ROYAL Bank of Scotland chief Ross McEwan has left the door open to yet more branch closures as the state-backed lender reported a third consecutive quarterly profit for the first time since 2014.
But he refused to be drawn on whether the bank would support an increase in interest rates.
Mr McEwan’s comments came as the bank, 71 per cent-owned by UK taxpayers, made a bottom line profit of £392 million for the quarter ended September 30, having lost £2.5 billion at the same stage last year. The bank remains on track to record what would be its first annual profit in more than a decade in 2018. Provisions for an expected multi-billion dollar fine in the US over the sale of residential mortgage-backed securities make that an unlikely prospect this year.
Responding to a question about branch closures, New Zealander McEwan told reporters that while branches were the main point of contact a decade ago, more than one million customers now use the bank’s digital app. And NatWest customers can now apply for a completely “paperless mortgage”.
Mr McEwan said: “Our customers are changing the way they interact with the bank.
“We’ve seen that over the last, probably even four years accelerating, with less and less people needing physical attention through the branch network.” He added: “Branch usage is down 40 per cent since 2014… so we are reshaping the branch network and will continue to do so.”
Speculation has been mounting in recent weeks that the Bank of England’s Monetary Policy Committee will vote to increase interest rates for the first time since before the global financial crash when it meets next month. This has come as concerns grow over the surge in inflation sparked by the fall in the pound following the Brexit vote. But while Lloyds Banking Group chief executive Antonio Horta-Osorio backed calls for a rate rise earlier this week, Mr McEwan said: “We’ll leave that to the Bank of England.”
Observing that he has been “pleasantly surprised” at the resilience of the economy against a backdrop of uncertainty, he added: “Whilst we have a bank view, we do run all our numbers through an economic consensus. And the last time we looked, there was probably a 60 per cent or 70 per cent chance of a rate rise. It will be first rate rise in over 10 years, and I think we have got be very sensitive to that when do rates start rising it is going to be very good for those who have suffered quite badly from deposit rates and savings rates being so low for so long, and that it does start to impact those have borrowings. Remembering, though, that 88 per cent of our mortgage customers are on a fixed rate.”

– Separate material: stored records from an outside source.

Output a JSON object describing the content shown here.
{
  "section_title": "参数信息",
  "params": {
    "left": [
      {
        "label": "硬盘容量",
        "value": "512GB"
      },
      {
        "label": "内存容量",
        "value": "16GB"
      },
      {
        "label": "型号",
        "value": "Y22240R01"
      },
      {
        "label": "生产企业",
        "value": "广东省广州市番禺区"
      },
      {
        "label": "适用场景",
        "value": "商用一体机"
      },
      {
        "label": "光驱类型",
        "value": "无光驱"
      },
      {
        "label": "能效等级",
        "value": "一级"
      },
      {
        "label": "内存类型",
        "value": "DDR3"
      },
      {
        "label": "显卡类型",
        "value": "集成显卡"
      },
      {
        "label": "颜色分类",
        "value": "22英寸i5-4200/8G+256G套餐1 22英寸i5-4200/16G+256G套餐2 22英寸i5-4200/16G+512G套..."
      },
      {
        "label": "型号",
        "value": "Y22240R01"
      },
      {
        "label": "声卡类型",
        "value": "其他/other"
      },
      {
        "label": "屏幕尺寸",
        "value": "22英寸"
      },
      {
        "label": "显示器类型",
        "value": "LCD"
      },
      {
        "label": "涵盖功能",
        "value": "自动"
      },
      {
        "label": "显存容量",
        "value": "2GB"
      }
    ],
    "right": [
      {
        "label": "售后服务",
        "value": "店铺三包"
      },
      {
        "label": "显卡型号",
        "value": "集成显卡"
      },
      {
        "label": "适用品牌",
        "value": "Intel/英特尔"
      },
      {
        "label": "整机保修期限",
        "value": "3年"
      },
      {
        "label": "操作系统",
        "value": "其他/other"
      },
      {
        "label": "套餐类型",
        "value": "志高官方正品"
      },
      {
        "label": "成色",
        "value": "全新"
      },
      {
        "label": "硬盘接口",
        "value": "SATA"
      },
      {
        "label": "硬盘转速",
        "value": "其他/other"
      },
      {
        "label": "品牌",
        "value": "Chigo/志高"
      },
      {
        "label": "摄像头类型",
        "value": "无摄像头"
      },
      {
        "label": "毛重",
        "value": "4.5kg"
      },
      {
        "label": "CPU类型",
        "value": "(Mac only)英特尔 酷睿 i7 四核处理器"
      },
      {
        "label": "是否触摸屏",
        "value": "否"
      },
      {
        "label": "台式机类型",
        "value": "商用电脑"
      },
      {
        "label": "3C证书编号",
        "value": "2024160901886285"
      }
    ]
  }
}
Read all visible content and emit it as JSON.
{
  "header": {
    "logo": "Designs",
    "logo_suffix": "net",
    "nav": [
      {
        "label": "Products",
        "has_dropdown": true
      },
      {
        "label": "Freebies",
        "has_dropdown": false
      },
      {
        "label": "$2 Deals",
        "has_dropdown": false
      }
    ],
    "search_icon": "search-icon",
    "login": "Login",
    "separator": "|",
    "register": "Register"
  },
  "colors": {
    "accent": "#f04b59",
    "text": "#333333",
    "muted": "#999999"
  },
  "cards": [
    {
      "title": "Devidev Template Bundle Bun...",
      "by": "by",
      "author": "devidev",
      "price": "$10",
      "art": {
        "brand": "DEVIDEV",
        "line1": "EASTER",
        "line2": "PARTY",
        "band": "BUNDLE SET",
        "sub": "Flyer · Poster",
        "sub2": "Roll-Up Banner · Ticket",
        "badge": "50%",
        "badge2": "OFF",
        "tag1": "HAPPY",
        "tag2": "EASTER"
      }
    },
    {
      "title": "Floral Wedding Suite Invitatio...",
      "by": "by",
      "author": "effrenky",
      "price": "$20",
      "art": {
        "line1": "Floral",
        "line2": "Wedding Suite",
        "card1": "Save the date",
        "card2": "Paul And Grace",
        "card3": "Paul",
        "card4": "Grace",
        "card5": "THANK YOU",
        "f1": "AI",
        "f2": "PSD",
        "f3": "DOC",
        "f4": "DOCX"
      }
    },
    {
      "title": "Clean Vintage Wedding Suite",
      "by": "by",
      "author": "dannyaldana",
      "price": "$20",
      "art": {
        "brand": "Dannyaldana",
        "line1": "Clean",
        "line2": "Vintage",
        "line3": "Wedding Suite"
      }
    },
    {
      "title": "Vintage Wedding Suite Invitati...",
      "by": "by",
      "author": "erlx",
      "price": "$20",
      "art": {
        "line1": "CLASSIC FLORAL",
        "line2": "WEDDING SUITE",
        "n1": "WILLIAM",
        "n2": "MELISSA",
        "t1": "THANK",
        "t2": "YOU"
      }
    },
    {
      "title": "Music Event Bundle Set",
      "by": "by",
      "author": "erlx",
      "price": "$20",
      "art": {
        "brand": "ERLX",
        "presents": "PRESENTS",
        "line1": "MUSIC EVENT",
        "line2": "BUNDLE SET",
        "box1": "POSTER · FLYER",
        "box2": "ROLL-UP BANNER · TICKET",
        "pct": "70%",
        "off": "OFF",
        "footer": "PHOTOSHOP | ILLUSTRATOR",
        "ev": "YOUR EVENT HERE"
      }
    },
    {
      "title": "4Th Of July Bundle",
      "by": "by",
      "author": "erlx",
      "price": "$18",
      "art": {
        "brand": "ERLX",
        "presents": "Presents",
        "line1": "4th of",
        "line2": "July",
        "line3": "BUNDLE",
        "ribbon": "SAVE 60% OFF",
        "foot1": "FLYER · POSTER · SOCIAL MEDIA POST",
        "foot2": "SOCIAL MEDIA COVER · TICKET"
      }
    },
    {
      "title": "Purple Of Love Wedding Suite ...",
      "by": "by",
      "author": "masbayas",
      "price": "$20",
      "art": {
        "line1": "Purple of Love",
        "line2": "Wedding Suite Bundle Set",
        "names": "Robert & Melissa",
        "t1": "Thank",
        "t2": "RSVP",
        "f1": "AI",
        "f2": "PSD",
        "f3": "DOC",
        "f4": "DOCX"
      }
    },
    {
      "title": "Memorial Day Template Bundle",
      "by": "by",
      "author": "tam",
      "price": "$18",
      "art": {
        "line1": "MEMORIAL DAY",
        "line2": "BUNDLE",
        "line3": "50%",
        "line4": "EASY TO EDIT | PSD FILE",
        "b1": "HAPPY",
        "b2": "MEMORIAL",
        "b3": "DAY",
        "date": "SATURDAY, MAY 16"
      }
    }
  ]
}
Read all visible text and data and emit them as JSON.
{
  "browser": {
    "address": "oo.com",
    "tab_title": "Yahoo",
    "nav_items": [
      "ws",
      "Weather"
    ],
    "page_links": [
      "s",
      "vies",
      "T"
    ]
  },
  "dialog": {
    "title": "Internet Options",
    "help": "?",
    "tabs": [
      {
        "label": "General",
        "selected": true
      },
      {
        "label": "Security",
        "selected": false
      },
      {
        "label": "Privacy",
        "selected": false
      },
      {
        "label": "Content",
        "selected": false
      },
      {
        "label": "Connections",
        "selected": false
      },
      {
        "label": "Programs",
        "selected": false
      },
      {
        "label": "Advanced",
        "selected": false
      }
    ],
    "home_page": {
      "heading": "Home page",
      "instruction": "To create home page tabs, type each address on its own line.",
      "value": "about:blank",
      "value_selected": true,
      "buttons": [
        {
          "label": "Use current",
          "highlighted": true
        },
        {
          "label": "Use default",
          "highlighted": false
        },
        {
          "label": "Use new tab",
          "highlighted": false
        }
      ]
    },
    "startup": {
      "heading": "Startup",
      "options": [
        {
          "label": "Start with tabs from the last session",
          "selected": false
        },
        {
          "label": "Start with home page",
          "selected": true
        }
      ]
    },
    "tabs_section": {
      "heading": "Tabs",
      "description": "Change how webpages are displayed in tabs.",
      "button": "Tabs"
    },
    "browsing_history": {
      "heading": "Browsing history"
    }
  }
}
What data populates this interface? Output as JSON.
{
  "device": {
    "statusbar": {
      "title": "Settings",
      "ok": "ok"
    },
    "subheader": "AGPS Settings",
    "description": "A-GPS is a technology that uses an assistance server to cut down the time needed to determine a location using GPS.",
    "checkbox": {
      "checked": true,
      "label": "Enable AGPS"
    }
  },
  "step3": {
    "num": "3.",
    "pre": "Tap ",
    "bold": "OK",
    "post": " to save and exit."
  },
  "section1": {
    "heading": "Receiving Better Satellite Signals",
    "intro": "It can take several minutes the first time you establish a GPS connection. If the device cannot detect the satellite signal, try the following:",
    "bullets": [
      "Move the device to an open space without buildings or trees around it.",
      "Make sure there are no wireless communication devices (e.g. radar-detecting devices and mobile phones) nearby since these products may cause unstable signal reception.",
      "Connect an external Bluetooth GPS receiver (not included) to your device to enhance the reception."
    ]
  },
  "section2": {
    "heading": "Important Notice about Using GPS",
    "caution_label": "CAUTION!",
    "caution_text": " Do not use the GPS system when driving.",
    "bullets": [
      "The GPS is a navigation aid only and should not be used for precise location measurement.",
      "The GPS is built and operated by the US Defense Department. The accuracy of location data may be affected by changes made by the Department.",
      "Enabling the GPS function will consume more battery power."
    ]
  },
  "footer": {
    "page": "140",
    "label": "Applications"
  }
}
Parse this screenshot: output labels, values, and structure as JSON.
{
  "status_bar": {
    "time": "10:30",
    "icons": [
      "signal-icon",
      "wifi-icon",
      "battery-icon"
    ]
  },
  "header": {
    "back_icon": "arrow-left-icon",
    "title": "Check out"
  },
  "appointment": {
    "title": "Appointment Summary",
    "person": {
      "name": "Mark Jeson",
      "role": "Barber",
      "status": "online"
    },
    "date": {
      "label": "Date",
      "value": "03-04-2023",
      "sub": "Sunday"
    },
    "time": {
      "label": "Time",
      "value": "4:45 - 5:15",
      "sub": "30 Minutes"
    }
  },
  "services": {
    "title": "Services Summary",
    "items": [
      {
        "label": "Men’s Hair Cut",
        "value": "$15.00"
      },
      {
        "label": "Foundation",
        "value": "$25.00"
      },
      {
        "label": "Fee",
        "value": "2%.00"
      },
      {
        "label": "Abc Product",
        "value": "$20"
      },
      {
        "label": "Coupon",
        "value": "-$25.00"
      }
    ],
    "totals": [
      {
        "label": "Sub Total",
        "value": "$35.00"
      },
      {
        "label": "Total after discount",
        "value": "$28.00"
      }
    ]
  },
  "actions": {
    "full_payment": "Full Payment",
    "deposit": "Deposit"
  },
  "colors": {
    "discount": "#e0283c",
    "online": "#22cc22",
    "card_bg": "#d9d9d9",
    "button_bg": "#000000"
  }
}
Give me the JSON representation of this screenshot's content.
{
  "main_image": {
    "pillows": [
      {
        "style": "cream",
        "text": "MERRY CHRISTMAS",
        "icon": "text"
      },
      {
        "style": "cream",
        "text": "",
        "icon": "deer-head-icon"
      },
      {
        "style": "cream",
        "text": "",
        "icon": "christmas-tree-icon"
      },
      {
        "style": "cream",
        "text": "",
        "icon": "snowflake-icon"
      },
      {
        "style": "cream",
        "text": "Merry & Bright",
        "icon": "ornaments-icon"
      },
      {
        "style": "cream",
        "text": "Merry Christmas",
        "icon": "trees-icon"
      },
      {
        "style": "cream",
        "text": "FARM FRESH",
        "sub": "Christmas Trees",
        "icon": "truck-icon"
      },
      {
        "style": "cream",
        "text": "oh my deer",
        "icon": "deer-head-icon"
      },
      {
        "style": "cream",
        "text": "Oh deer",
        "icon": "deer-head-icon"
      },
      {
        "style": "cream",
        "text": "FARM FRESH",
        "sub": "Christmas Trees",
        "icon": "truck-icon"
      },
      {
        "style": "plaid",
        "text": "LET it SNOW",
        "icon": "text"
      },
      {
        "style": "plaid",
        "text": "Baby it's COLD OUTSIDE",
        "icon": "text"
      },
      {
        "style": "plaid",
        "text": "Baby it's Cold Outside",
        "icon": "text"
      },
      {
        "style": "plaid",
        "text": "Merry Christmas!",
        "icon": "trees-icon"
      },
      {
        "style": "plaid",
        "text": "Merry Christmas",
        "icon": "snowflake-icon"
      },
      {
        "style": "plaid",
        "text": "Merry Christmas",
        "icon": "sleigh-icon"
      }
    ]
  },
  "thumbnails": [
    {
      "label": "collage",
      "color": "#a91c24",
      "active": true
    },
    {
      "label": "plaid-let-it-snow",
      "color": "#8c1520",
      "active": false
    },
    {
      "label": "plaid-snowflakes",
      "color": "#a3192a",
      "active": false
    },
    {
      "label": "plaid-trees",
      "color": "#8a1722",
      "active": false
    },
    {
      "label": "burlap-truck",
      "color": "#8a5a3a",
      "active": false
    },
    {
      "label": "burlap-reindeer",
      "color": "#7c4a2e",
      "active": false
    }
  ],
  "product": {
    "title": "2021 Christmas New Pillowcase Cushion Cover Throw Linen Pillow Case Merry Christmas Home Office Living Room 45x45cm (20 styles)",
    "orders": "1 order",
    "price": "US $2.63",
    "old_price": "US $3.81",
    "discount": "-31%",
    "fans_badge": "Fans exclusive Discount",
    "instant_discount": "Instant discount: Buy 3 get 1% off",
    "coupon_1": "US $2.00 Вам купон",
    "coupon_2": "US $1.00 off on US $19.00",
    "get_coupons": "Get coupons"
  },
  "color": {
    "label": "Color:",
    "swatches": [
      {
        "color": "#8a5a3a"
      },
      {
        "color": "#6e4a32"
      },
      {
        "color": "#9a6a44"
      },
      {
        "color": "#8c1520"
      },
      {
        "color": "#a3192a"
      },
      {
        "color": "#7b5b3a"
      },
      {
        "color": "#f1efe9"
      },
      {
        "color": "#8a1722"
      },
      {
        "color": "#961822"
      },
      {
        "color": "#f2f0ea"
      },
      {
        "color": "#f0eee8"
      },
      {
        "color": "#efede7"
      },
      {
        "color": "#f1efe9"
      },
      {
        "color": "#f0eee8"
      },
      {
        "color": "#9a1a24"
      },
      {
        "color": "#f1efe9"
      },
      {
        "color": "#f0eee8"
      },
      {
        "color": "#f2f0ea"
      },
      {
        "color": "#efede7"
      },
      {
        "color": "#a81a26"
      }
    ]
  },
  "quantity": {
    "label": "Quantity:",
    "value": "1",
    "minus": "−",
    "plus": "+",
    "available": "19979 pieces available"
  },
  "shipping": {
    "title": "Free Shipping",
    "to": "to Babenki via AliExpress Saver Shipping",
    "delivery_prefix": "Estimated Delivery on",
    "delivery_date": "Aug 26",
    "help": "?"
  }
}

Asked whether small business customers were turning away from the bank following the latest criticisms levelled at its Global Restructuring Group, Mr McEwan said the bank now has a robust complaint-handling system in place, headed by an independent High Court judge. He said this addressed one of the main concerns raised by the two reports on GRG by the City watchdog.
“We are the biggest backer of business in the UK and we want to continue doing that,” he said.
Meanwhile, as concern grows over rising levels of consumer debt, Mr McEwan said the bank has stepped back from the credit card market to focus more on secured lending. “When you are seeing 10 per cent growth in an unsecured credit card market, with wage growth of two per cent, at some point in time it needs to slow down,” he said.
Elsewhere, Mr McEwan said there was no further update on its moves to settle claims over the sale residential mortgage-backed securities with the US Department of Justice, beyond signalling his confidence that an agreement will be reached before the end of the year.
And he confirmed that the European Commission had formally approved its package of remedies over its Williams & Glyn branch network, which will see the bank take steps to boost competition in the banking market for SMEs instead of selling off the 300 branches. The bank had been ordered to offload the network as a condition of its bailout by the UK Government.
On cost cuts, Mr McEwan said the bank has so far taken out £708m of costs this year, and is on track to remove costs by £750m for a fourth consecutive year. He said the lender also remains on schedule to close Capital Resolution, its so-called bad bank, by the end of the year, “with an £11 billion risk weighted asset reduction year to date”.
Meanwhile, Mr McEwan said the allegations of sexual harassment at the bank which emerged this week were “absolutely appalling – that will not be tolerated at this organisation”. He noted that the bank has established a whistle-blower service to handle such claims independently.
Separately, he refused to comment when asked if he had been approached to take the top job at National Australia Bank. “I’m happy doing what I’m doing here,” he said.